NEW DELHI: China’s move to divert Tibetan rivers has upset India’s grandiose plans of interlinking its rivers. Experts now believe that China’s not raking up its claims on eastern states of Sikkim and Arunachal Pradesh during Prime Minister Atal Bihari Vajpayee’s recent Bejing visit could be a diplomatic diversion to hide a far more serious matter for India.

India has planned to link 30 rivers at a cost of Rs 5,600 billion by 2012. A task force, headed by former minister Suresh Prabhu has already completed the feasibility report on six links.
The Tibetan plateau is the principal watershed in Asia and the source of its 10 major rivers, including the Brahmaputra (or Yarlung Tsangpo in Tibet), the Sutlej and the Indus. About 90 per cent of the Tibetan rivers’ runoff flows downstream to India, Bangladesh Nepal and Pakistan. India’s major concerns are the diversion of the Brahmputra, which will make Prime Minister Atal Bihari Vajpayee’s mega project redundant. Coinciding with Mr Vajpayee’s visit, a team of experts was studying to construct a major hydropower project on the Brahmputra River in the Tibet Autonomous Region.

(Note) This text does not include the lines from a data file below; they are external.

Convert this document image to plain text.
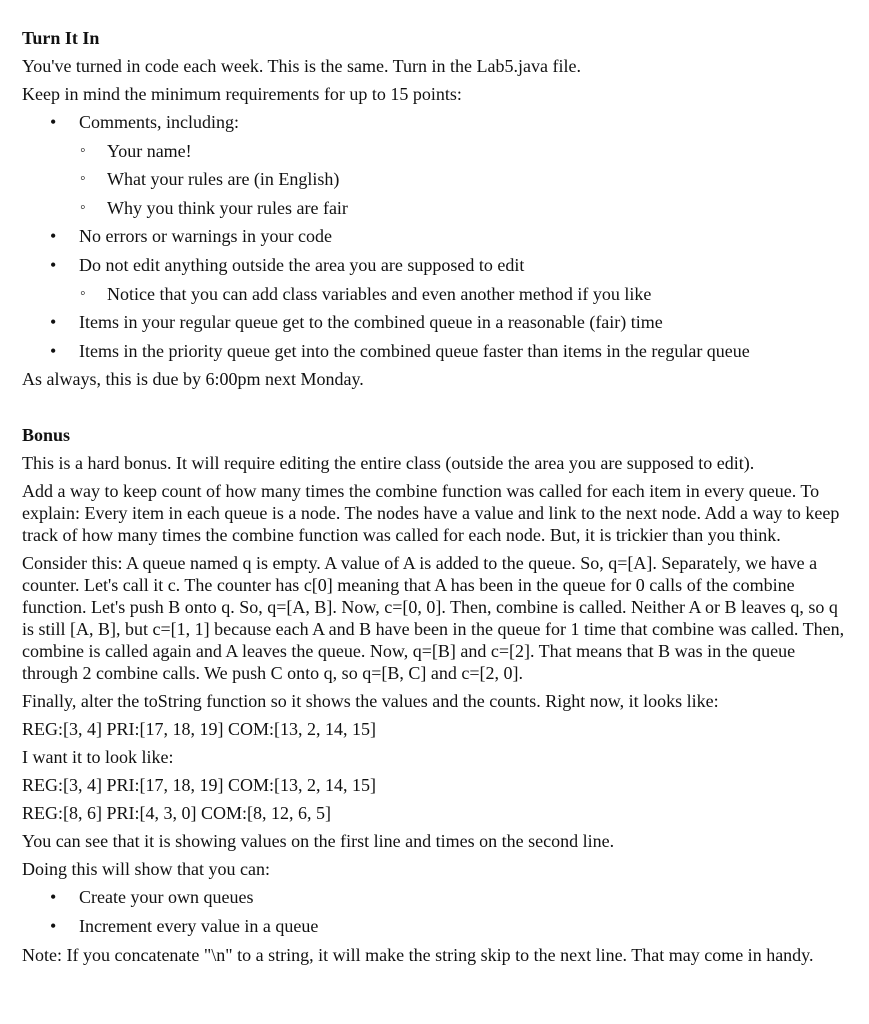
Turn It In

You've turned in code each week. This is the same. Turn in the Lab5.java file.

Keep in mind the minimum requirements for up to 15 points:

• Comments, including:
◦ Your name!
◦ What your rules are (in English)
◦ Why you think your rules are fair
• No errors or warnings in your code
• Do not edit anything outside the area you are supposed to edit
◦ Notice that you can add class variables and even another method if you like
• Items in your regular queue get to the combined queue in a reasonable (fair) time
• Items in the priority queue get into the combined queue faster than items in the regular queue

As always, this is due by 6:00pm next Monday.

Bonus

This is a hard bonus. It will require editing the entire class (outside the area you are supposed to edit).

Add a way to keep count of how many times the combine function was called for each item in every queue. To explain: Every item in each queue is a node. The nodes have a value and link to the next node. Add a way to keep track of how many times the combine function was called for each node. But, it is trickier than you think.

Consider this: A queue named q is empty. A value of A is added to the queue. So, q=[A]. Separately, we have a counter. Let's call it c. The counter has c[0] meaning that A has been in the queue for 0 calls of the combine function. Let's push B onto q. So, q=[A, B]. Now, c=[0, 0]. Then, combine is called. Neither A or B leaves q, so q is still [A, B], but c=[1, 1] because each A and B have been in the queue for 1 time that combine was called. Then, combine is called again and A leaves the queue. Now, q=[B] and c=[2]. That means that B was in the queue through 2 combine calls. We push C onto q, so q=[B, C] and c=[2, 0].

Finally, alter the toString function so it shows the values and the counts. Right now, it looks like:

REG:[3, 4] PRI:[17, 18, 19] COM:[13, 2, 14, 15]

I want it to look like:

REG:[3, 4] PRI:[17, 18, 19] COM:[13, 2, 14, 15]

REG:[8, 6] PRI:[4, 3, 0] COM:[8, 12, 6, 5]

You can see that it is showing values on the first line and times on the second line.

Doing this will show that you can:

• Create your own queues
• Increment every value in a queue

Note: If you concatenate "\n" to a string, it will make the string skip to the next line. That may come in handy.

Mr Vajpayee’s critics here draw parallels between his visit to Lahore in 1999 and to Beijing in 2003. “It is almost the same, when Mr Vajpayee was signing the Lahore Declaration, Pakistanis were digging trenches in Kargil. Now, when he was dancing in Beijing over China’s reportedly giving up its claim on Sikkim, Chinese were drawing plans to put India in the doldrums,” they say. Experts argue China’s move not only threatened the environment but also national security. If Beijing goes ahead with the Brahmputra project, it would practically mean a declaration of war against India, they believe.

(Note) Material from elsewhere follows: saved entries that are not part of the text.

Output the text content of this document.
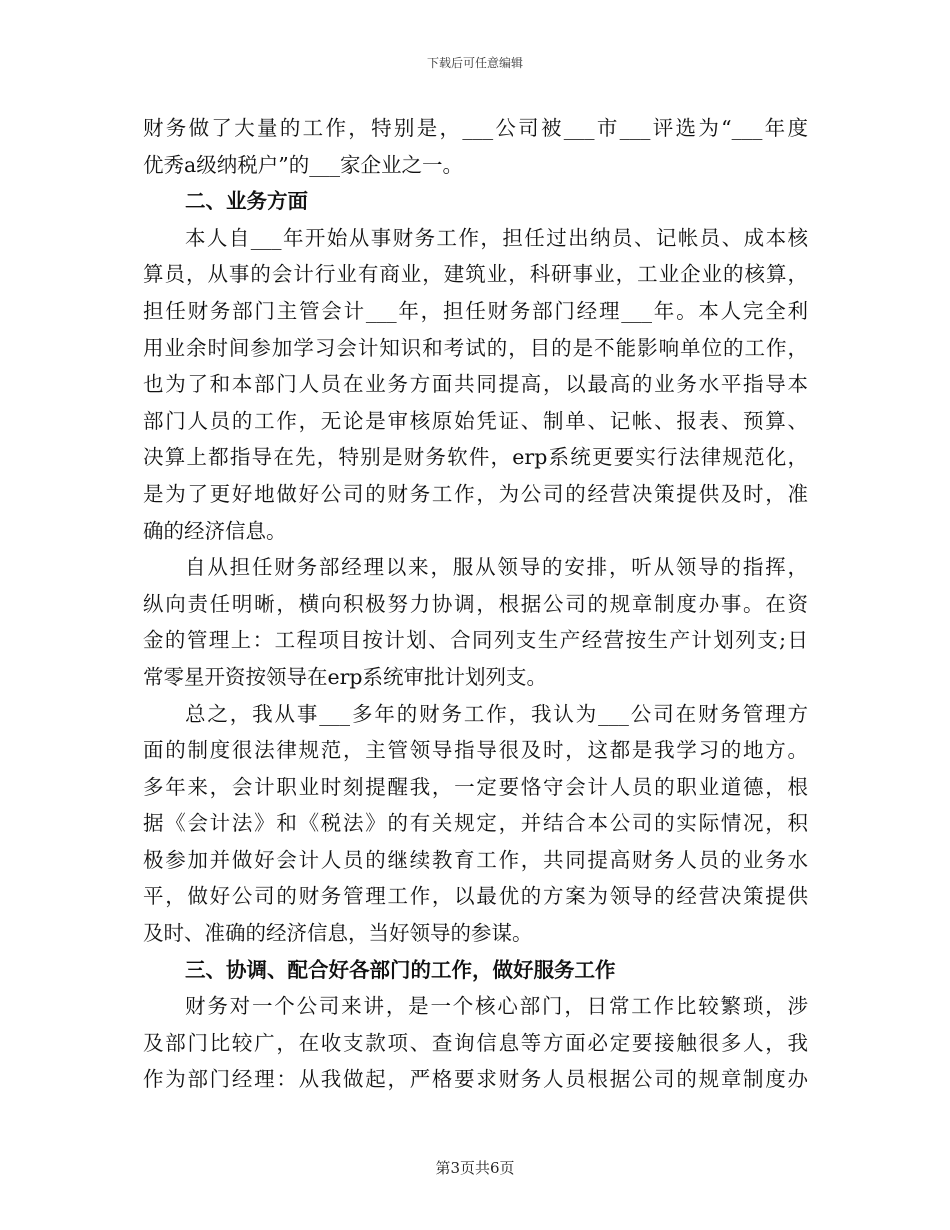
下载后可任意编辑
财务做了大量的工作，特别是，___公司被___市___评选为“___年度
优秀a级纳税户”的___家企业之一。
二、业务方面
本人自___年开始从事财务工作，担任过出纳员、记帐员、成本核
算员，从事的会计行业有商业，建筑业，科研事业，工业企业的核算，
担任财务部门主管会计___年，担任财务部门经理___年。本人完全利
用业余时间参加学习会计知识和考试的，目的是不能影响单位的工作，
也为了和本部门人员在业务方面共同提高，以最高的业务水平指导本
部门人员的工作，无论是审核原始凭证、制单、记帐、报表、预算、
决算上都指导在先，特别是财务软件，erp系统更要实行法律规范化，
是为了更好地做好公司的财务工作，为公司的经营决策提供及时，准
确的经济信息。
自从担任财务部经理以来，服从领导的安排，听从领导的指挥，
纵向责任明晰，横向积极努力协调，根据公司的规章制度办事。在资
金的管理上：工程项目按计划、合同列支生产经营按生产计划列支;日
常零星开资按领导在erp系统审批计划列支。
总之，我从事___多年的财务工作，我认为___公司在财务管理方
面的制度很法律规范，主管领导指导很及时，这都是我学习的地方。
多年来，会计职业时刻提醒我，一定要恪守会计人员的职业道德，根
据《会计法》和《税法》的有关规定，并结合本公司的实际情况，积
极参加并做好会计人员的继续教育工作，共同提高财务人员的业务水
平，做好公司的财务管理工作，以最优的方案为领导的经营决策提供
及时、准确的经济信息，当好领导的参谋。
三、协调、配合好各部门的工作，做好服务工作
财务对一个公司来讲，是一个核心部门，日常工作比较繁琐，涉
及部门比较广，在收支款项、查询信息等方面必定要接触很多人，我
作为部门经理：从我做起，严格要求财务人员根据公司的规章制度办
第3页共6页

Originating from a glacier near Kailash, the Brahmputra is the largest river on the Tibetan plateau and the highest on earth. It runs 2,057 kilometres in Tibet before flowing into India. It has been discovered recently that the river’s gorge forms the longest and the deepest canyon in the world. China plans to construct the world’s largest hydroelectric plant at the Great Bend to generate 40,000 megawatts. Also the diverted water will be pumped northward across hundreds of kilometres of mountainous region to China’s arid northwestern provinces, Xinjiang and Gansu (Gobi desert).

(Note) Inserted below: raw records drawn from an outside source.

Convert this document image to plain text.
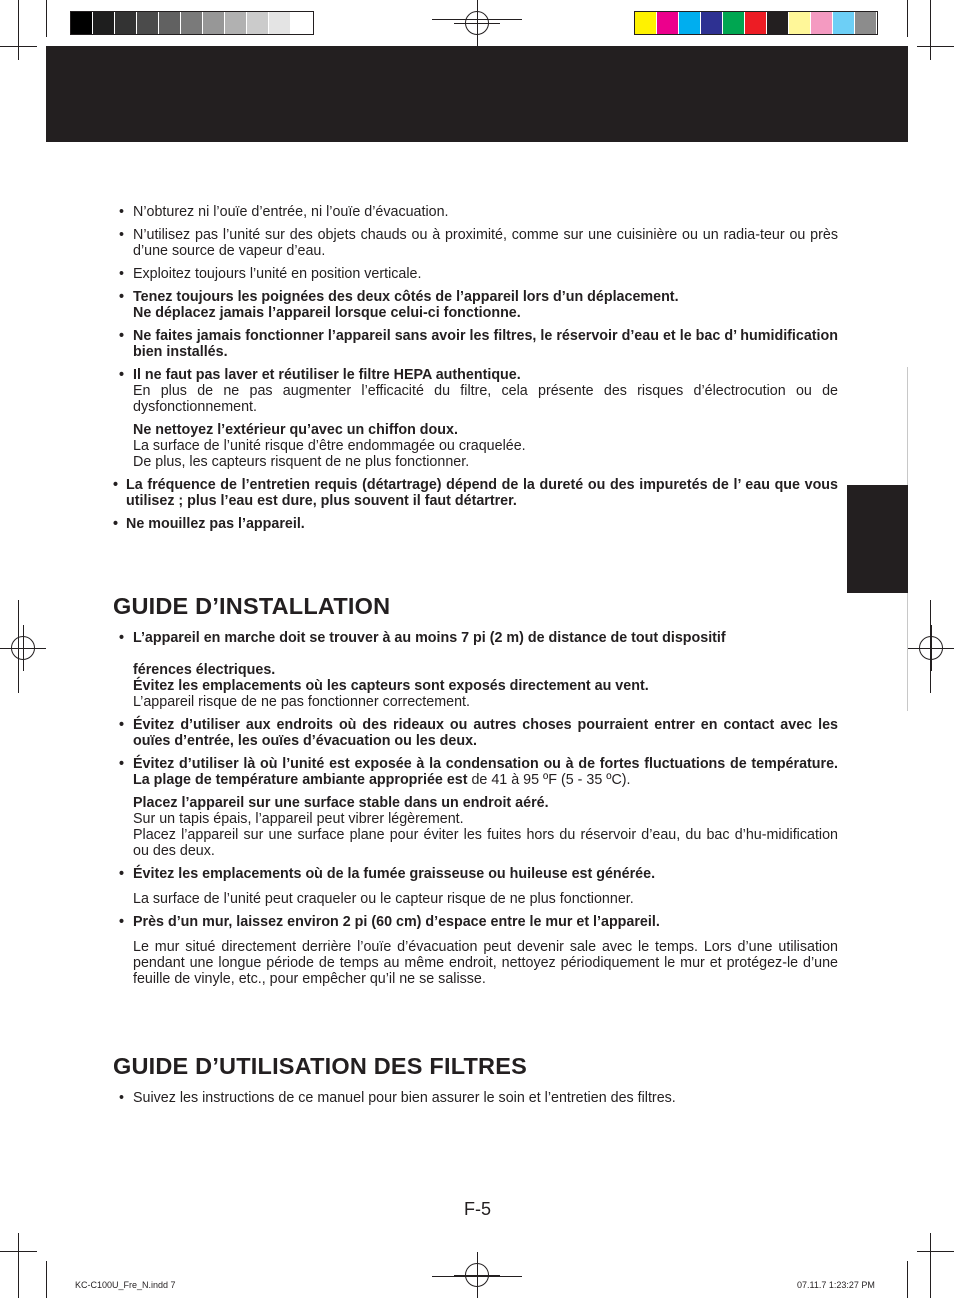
• N’obturez ni l’ouïe d’entrée, ni l’ouïe d’évacuation.

• N’utilisez pas l’unité sur des objets chauds ou à proximité, comme sur une cuisinière ou un radia-teur ou près d’une source de vapeur d’eau.

• Exploitez toujours l’unité en position verticale.

• Tenez toujours les poignées des deux côtés de l’appareil lors d’un déplacement.
Ne déplacez jamais l’appareil lorsque celui-ci fonctionne.

• Ne faites jamais fonctionner l’appareil sans avoir les filtres, le réservoir d’eau et le bac d’ humidification bien installés.

• Il ne faut pas laver et réutiliser le filtre HEPA authentique.
En plus de ne pas augmenter l’efficacité du filtre, cela présente des risques d’électrocution ou de dysfonctionnement.

Ne nettoyez l’extérieur qu’avec un chiffon doux.
La surface de l’unité risque d’être endommagée ou craquelée.
De plus, les capteurs risquent de ne plus fonctionner.

• La fréquence de l’entretien requis (détartrage) dépend de la dureté ou des impuretés de l’ eau que vous utilisez ; plus l’eau est dure, plus souvent il faut détartrer.

• Ne mouillez pas l’appareil.

GUIDE D’INSTALLATION

• L’appareil en marche doit se trouver à au moins 7 pi (2 m) de distance de tout dispositif

férences électriques.
Évitez les emplacements où les capteurs sont exposés directement au vent.
L’appareil risque de ne pas fonctionner correctement.

• Évitez d’utiliser aux endroits où des rideaux ou autres choses pourraient entrer en contact avec les ouïes d’entrée, les ouïes d’évacuation ou les deux.

• Évitez d’utiliser là où l’unité est exposée à la condensation ou à de fortes fluctuations de température. La plage de température ambiante appropriée est de 41 à 95 ºF (5 - 35 ºC).

Placez l’appareil sur une surface stable dans un endroit aéré.
Sur un tapis épais, l’appareil peut vibrer légèrement.
Placez l’appareil sur une surface plane pour éviter les fuites hors du réservoir d’eau, du bac d’hu-midification ou des deux.

• Évitez les emplacements où de la fumée graisseuse ou huileuse est générée.

La surface de l’unité peut craqueler ou le capteur risque de ne plus fonctionner.

• Près d’un mur, laissez environ 2 pi (60 cm) d’espace entre le mur et l’appareil.

Le mur situé directement derrière l’ouïe d’évacuation peut devenir sale avec le temps. Lors d’une utilisation pendant une longue période de temps au même endroit, nettoyez périodiquement le mur et protégez-le d’une feuille de vinyle, etc., pour empêcher qu’il ne se salisse.

GUIDE D’UTILISATION DES FILTRES

• Suivez les instructions de ce manuel pour bien assurer le soin et l’entretien des filtres.

F-5
KC-C100U_Fre_N.indd 7	07.11.7 1:23:27 PM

India and Bangladesh will also remain at the mercy of China, which could withhold water for power generation and irrigation during the dry season and release water during the flood season with catastrophic consequences for eastern South Asia. Taking into view that it is impossible to divert the mighty Brahmputra conventionally, China is planning to accomplish this project “with nuclear explosives”. The Chinese Academy of Engineering Physics in Beijing has recommended this peaceful use of a nuclear device, said a London-based science journal. Since the region is an earthquake-prone zone, India’s Disaster Relief Committee Chairman Sam Kannappan has asked the government to talk seriously with China to secure the future of millions in India.